Le gouvernement Legault a plusieurs options : réformer la réglementation administrative, se battre avec ses ministères et organismes sur les vraies priorités de financement, mandater un audit indépendant pour identifier où couper même si cela expose les gestionnaires, ou rendre les gestionnaires plus imputables en révisant leur protection d’emploi. Jusqu’à présent, il n’a choisi aucune de ces options.
Et pendant ce temps, les enfants perdent accès à l’orthophonie, aux psychologues scolaires, aux psychoéducateurs. Les aînés attendent plus longtemps pour les services à domicile et les soins. Les urgences débordent, les listes d’attente s’allongent, et le personnel soignant manque de ressources pour faire son travail.
Ce n’est pas le résultat de malveillance, mais de dysfonctionnements structurels : on coupe des postes sans éliminer les rapports bureaucratiques, les vérifications redondantes et les processus administratifs qui n’ajoutent aucune valeur réelle. On demande de faire plus avec moins, mais on ne supprime pas les tâches non essentielles qui consomment les ressources restantes.

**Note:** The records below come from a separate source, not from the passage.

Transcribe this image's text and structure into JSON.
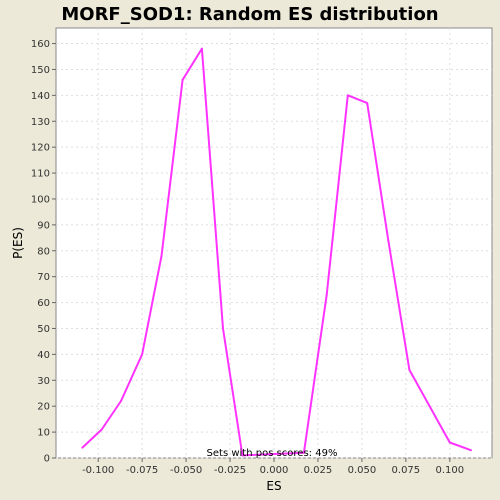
{
  "chart_data": {
    "type": "line",
    "title": "MORF_SOD1: Random ES distribution",
    "xlabel": "ES",
    "ylabel": "P(ES)",
    "xlim": [
      -0.124,
      0.124
    ],
    "ylim": [
      0,
      166
    ],
    "x_ticks": [
      -0.1,
      -0.075,
      -0.05,
      -0.025,
      0.0,
      0.025,
      0.05,
      0.075,
      0.1
    ],
    "x_tick_labels": [
      "-0.100",
      "-0.075",
      "-0.050",
      "-0.025",
      "0.000",
      "0.025",
      "0.050",
      "0.075",
      "0.100"
    ],
    "y_ticks": [
      0,
      10,
      20,
      30,
      40,
      50,
      60,
      70,
      80,
      90,
      100,
      110,
      120,
      130,
      140,
      150,
      160
    ],
    "y_tick_labels": [
      "0",
      "10",
      "20",
      "30",
      "40",
      "50",
      "60",
      "70",
      "80",
      "90",
      "100",
      "110",
      "120",
      "130",
      "140",
      "150",
      "160"
    ],
    "grid": true,
    "legend": "none",
    "annotation": "Sets with pos scores: 49%",
    "series": [
      {
        "color": "#ff33ff",
        "x": [
          -0.109,
          -0.098,
          -0.087,
          -0.075,
          -0.064,
          -0.052,
          -0.041,
          -0.029,
          -0.018,
          0.017,
          0.03,
          0.042,
          0.053,
          0.065,
          0.077,
          0.1,
          0.112
        ],
        "y": [
          4,
          11,
          22,
          40,
          78,
          146,
          158,
          50,
          1,
          2,
          63,
          140,
          137,
          84,
          34,
          6,
          3
        ]
      }
    ]
  }
}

Les dysfonctionnements structurels peuvent être corrigés — si on en accepte l’existence et qu’on s’engage à les réformer. La vraie question n’est pas de savoir si les cibles sont atteignables, mais pourquoi le gouvernement refuse de faire le ménage réglementaire et administratif qui les rendrait atteignables sans sacrifier les services essentiels.